「前例のないことだ」ヤマルの招集を巡るスペイン代表とバルサの“衝突”はなぜ起きたのか。番記者が明かす舞台裏【現地発】

2025年10月17日 エル・パイス紙

最初に火をつけたのはバルサのフリック監督だった

10月シリーズのスペイン代表メンバーに選出されたヤマル。(C)Getty Images

 最終的にラミネ・ヤマルは休養を取ることになった。10月3日、バルセロナは"10番"がチャンピオンズリーグのパリ・サンジェルマンとの激戦を経て、恥骨の痛みを再発させ、2~3週間の離脱となることを発表した。

 この結果、ヤマルは2日後のセビージャ戦を欠場。同日の午前に10月のインターナショナルウィークでジョージア代表、ブルガリア代表とのワールドカップ欧州予選に臨むスペイン代表メンバーに選出されていたが、そのバルサの医療報告書を受けて抹消となった。

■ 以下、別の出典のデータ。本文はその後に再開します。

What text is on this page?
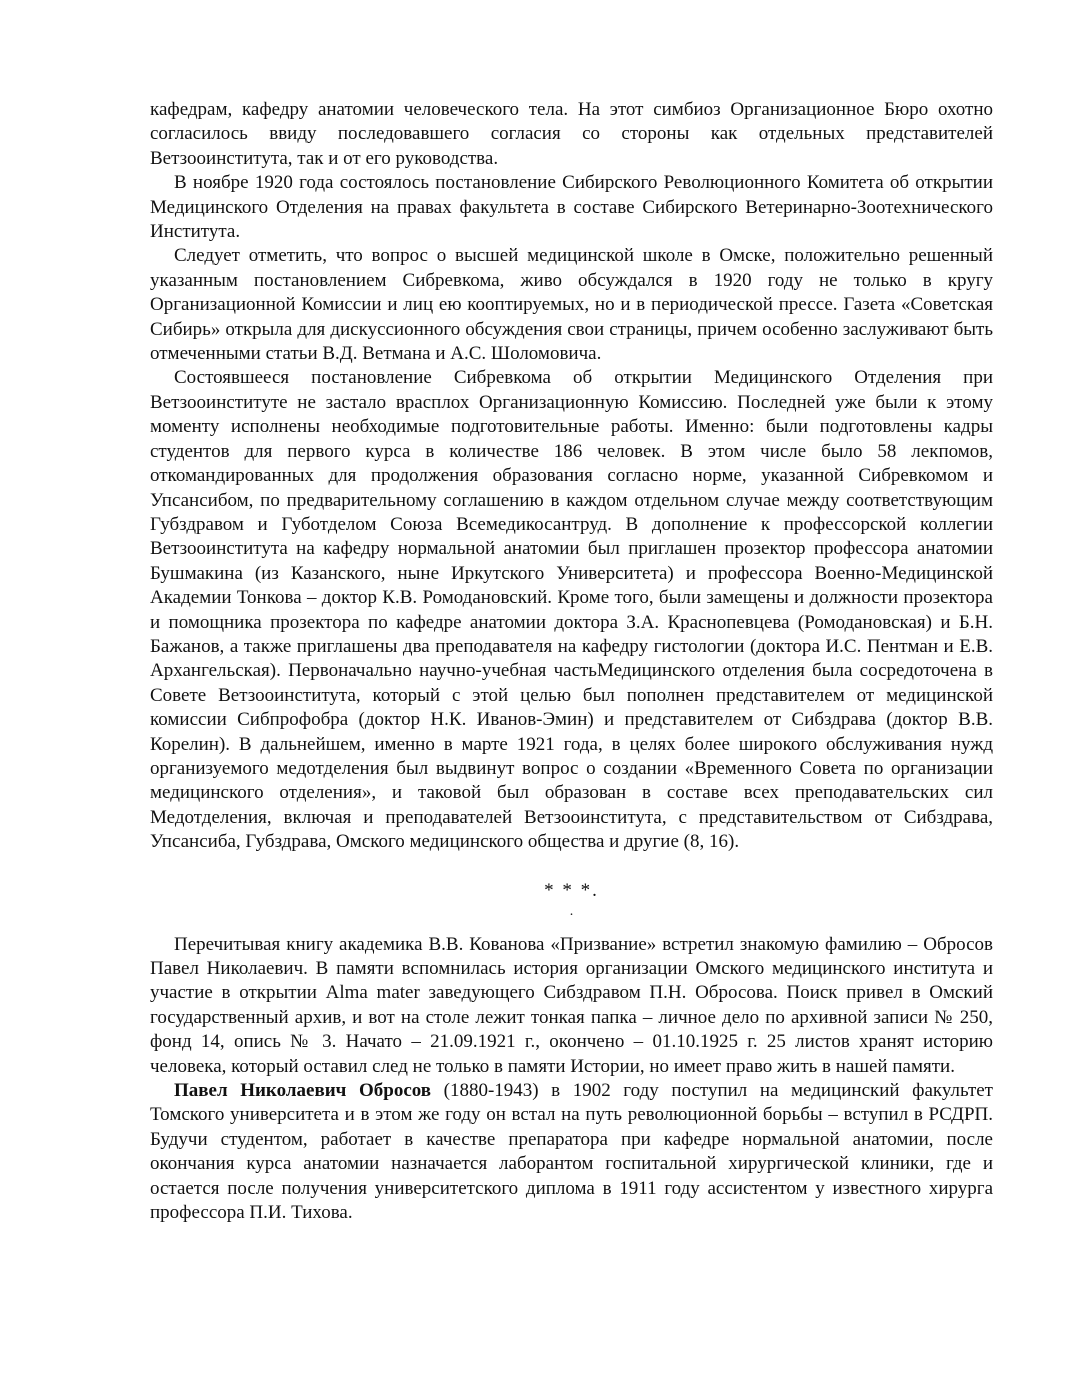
кафедрам, кафедру анатомии человеческого тела. На этот симбиоз Организационное Бюро охотно согласилось ввиду последовавшего согласия со стороны как отдельных представителей Ветзооинститута, так и от его руководства.

В ноябре 1920 года состоялось постановление Сибирского Революционного Комитета об открытии Медицинского Отделения на правах факультета в составе Сибирского Ветеринарно-Зоотехнического Института.

Следует отметить, что вопрос о высшей медицинской школе в Омске, положительно решенный указанным постановлением Сибревкома, живо обсуждался в 1920 году не только в кругу Организационной Комиссии и лиц ею кооптируемых, но и в периодической прессе. Газета «Советская Сибирь» открыла для дискуссионного обсуждения свои страницы, причем особенно заслуживают быть отмеченными статьи В.Д. Ветмана и А.С. Шоломовича.

Состоявшееся постановление Сибревкома об открытии Медицинского Отделения при Ветзооинституте не застало врасплох Организационную Комиссию. Последней уже были к этому моменту исполнены необходимые подготовительные работы. Именно: были подготовлены кадры студентов для первого курса в количестве 186 человек. В этом числе было 58 лекпомов, откомандированных для продолжения образования согласно норме, указанной Сибревкомом и Упсансибом, по предварительному соглашению в каждом отдельном случае между соответствующим Губздравом и Губотделом Союза Всемедикосантруд. В дополнение к профессорской коллегии Ветзооинститута на кафедру нормальной анатомии был приглашен прозектор профессора анатомии Бушмакина (из Казанского, ныне Иркутского Университета) и профессора Военно-Медицинской Академии Тонкова – доктор К.В. Ромодановский. Кроме того, были замещены и должности прозектора и помощника прозектора по кафедре анатомии доктора З.А. Краснопевцева (Ромодановская) и Б.Н. Бажанов, а также приглашены два преподавателя на кафедру гистологии (доктора И.С. Пентман и Е.В. Архангельская). Первоначально научно-учебная частьМедицинского отделения была сосредоточена в Совете Ветзооинститута, который с этой целью был пополнен представителем от медицинской комиссии Сибпрофобра (доктор Н.К. Иванов-Эмин) и представителем от Сибздрава (доктор В.В. Корелин). В дальнейшем, именно в марте 1921 года, в целях более широкого обслуживания нужд организуемого медотделения был выдвинут вопрос о создании «Временного Совета по организации медицинского отделения», и таковой был образован в составе всех преподавательских сил Медотделения, включая и преподавателей Ветзооинститута, с представительством от Сибздрава, Упсансиба, Губздрава, Омского медицинского общества и другие (8, 16).

* * *.
.

Перечитывая книгу академика В.В. Кованова «Призвание» встретил знакомую фамилию – Обросов Павел Николаевич. В памяти вспомнилась история организации Омского медицинского института и участие в открытии Alma mater заведующего Сибздравом П.Н. Обросова. Поиск привел в Омский государственный архив, и вот на столе лежит тонкая папка – личное дело по архивной записи № 250, фонд 14, опись № 3. Начато – 21.09.1921 г., окончено – 01.10.1925 г. 25 листов хранят историю человека, который оставил след не только в памяти Истории, но имеет право жить в нашей памяти.

Павел Николаевич Обросов (1880-1943) в 1902 году поступил на медицинский факультет Томского университета и в этом же году он встал на путь революционной борьбы – вступил в РСДРП. Будучи студентом, работает в качестве препаратора при кафедре нормальной анатомии, после окончания курса анатомии назначается лаборантом госпитальной хирургической клиники, где и остается после получения университетского диплома в 1911 году ассистентом у известного хирурга профессора П.И. Тихова.
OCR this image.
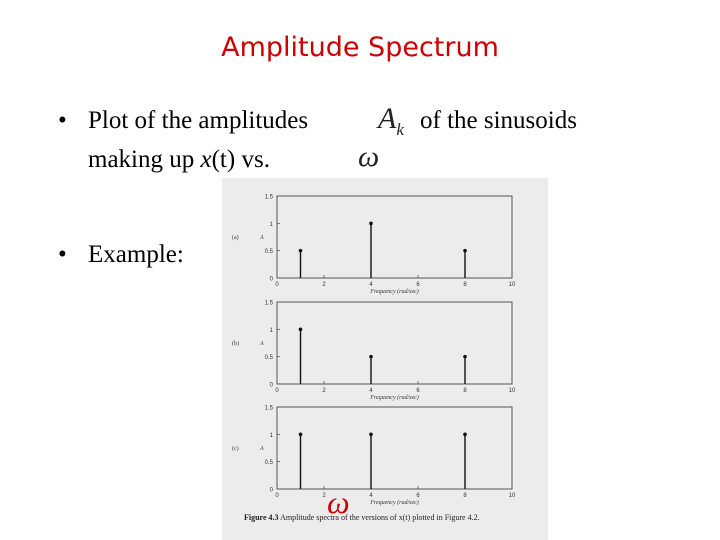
Amplitude Spectrum
• Plot of the amplitudes	of the sinusoids
making up x(t) vs.
$A_k$
ω
• Example:
0
0.5
1
1.5
0	2	4	6	8	10
Frequency (rad/sec)
A
(a)
0
0.5
1
1.5
0	2	4	6	8	10
Frequency (rad/sec)
A
(b)
0
0.5
1
1.5
0	2	4	6	8	10
Frequency (rad/sec)
A
(c)
Figure 4.3 Amplitude spectra of the versions of x(t) plotted in Figure 4.2.
ω
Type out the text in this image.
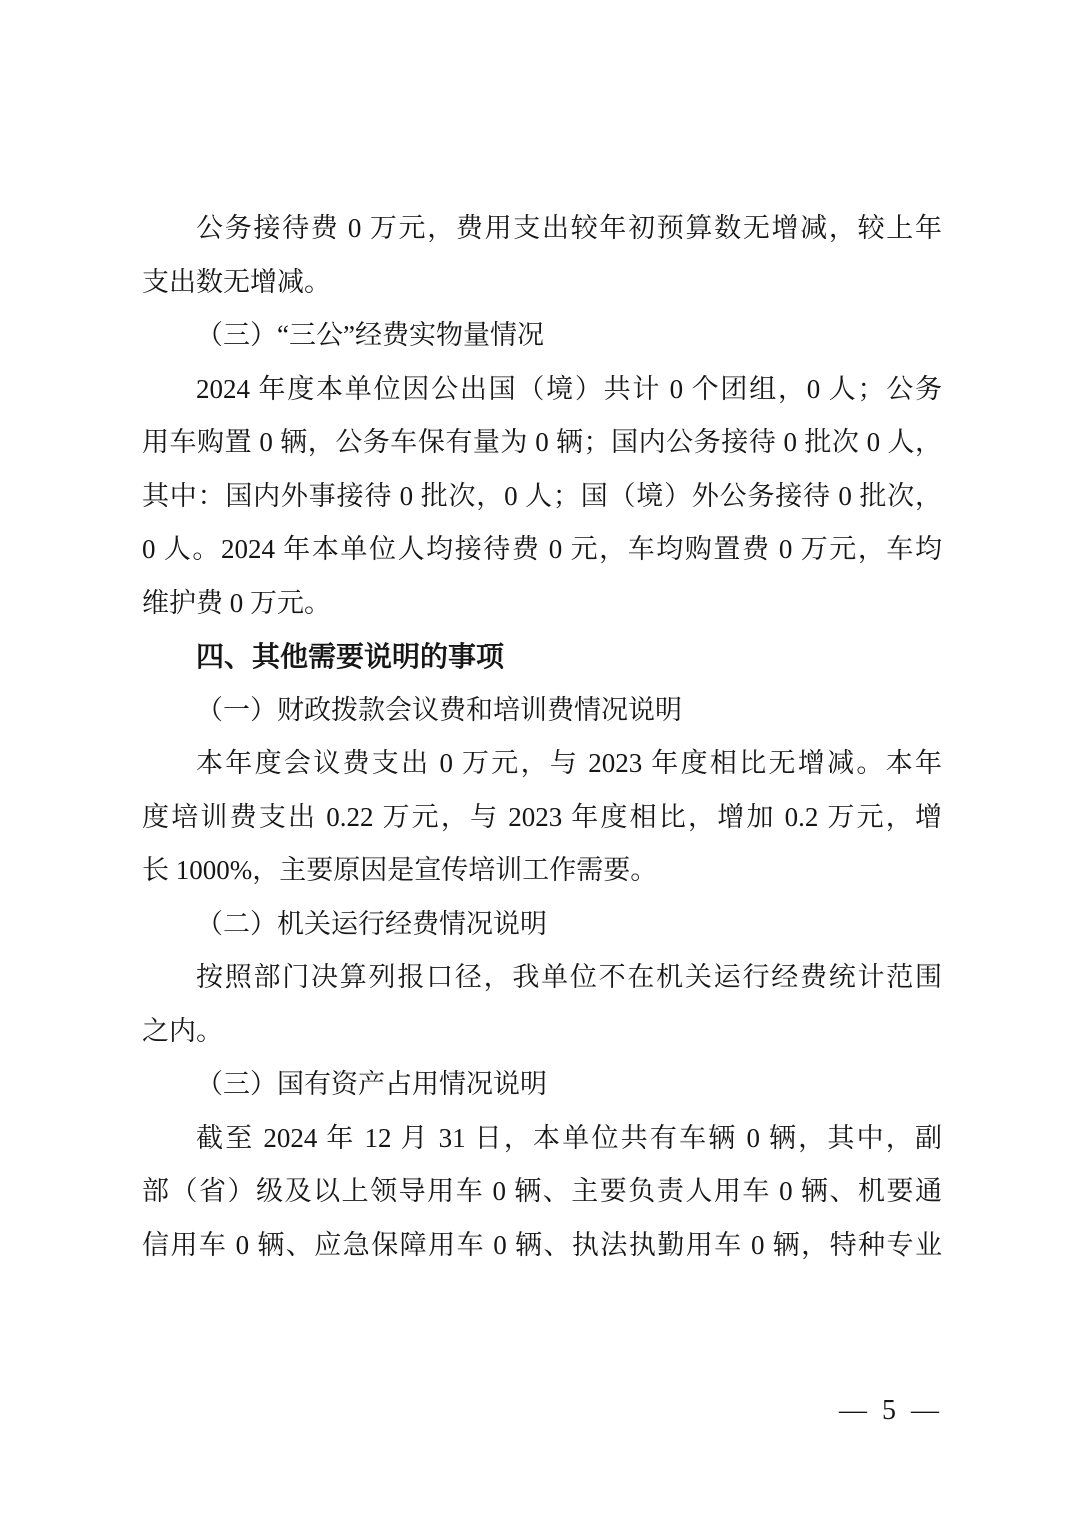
公务接待费 0 万元，费用支出较年初预算数无增减，较上年
支出数无增减。
（三）“三公”经费实物量情况
2024 年度本单位因公出国（境）共计 0 个团组，0 人；公务
用车购置 0 辆，公务车保有量为 0 辆；国内公务接待 0 批次 0 人，
其中：国内外事接待 0 批次，0 人；国（境）外公务接待 0 批次，
0 人。2024 年本单位人均接待费 0 元，车均购置费 0 万元，车均
维护费 0 万元。
四、其他需要说明的事项
（一）财政拨款会议费和培训费情况说明
本年度会议费支出 0 万元，与 2023 年度相比无增减。本年
度培训费支出 0.22 万元，与 2023 年度相比，增加 0.2 万元，增
长 1000%，主要原因是宣传培训工作需要。
（二）机关运行经费情况说明
按照部门决算列报口径，我单位不在机关运行经费统计范围
之内。
（三）国有资产占用情况说明
截至 2024 年 12 月 31 日，本单位共有车辆 0 辆，其中，副
部（省）级及以上领导用车 0 辆、主要负责人用车 0 辆、机要通
信用车 0 辆、应急保障用车 0 辆、执法执勤用车 0 辆，特种专业
— 5 —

 ヤマルの招集見送りを巡る協議は、バルサとスペインサッカー連盟(RFEF)の両機関の事務レベル、そしてベンチ同士で行われていた。しかし、完全に話し合いはまとまらなかった。ゴタゴタを経てこのシリーズを欠場することになったが、今なお両者の間では、非難の応酬が続き、事態は複雑化している。

 最初に火をつけたのは、バルサのハンジ・フリック監督だった。9月13日の記者会見で、9月シリーズにおけるスペイン代表のルイス・デ・ラ・フエンテ監督の酷使を批判した。

 しかし、RFEFは黙ってはいなかった。公に反論することはなかったが、本部があるラス・ロサスから「ヤマルのフィジオはバルサでも代表でも同じ人物だ。両機関の間に連絡がないとはバルサは言えない」と意義を唱える声が上がった。
 
 バルサの関係者もデ・ラ・フエンテの起用法に不満を抱いていたが、あくまで内部で処理する考えだった。それが、フリックが公に怒りを表明したことで、難しい立場に追い込まれ、SD(スポーツディレクター)のデコが、代表で同職を務めるダビド・カランカと話し合いを重ね、緊張を和らげた。しかし今度は、デ・ラ・フエンテが台本から外れた。

「フリックとの間に何の対立もない」と前置きした後、「ただ彼の発言に驚いた。なぜなら彼は代表チームの監督だった。しかし彼にはその共感がなかった」と不満を口にした。

 デ・ラ・フエンテのこの反論は、ラス・ロサスだけでなく、バルサのトレーニング施設があるサン・ジョアン・デスピでも驚きをもって受け止められた。バルサとRFEFの優先事項は、両監督間の舌戦ではなく、ヤマルの出場時間の管理だった。デコとカランカが再び連絡を取り合って協議。10月シリーズを欠場させることで合意した。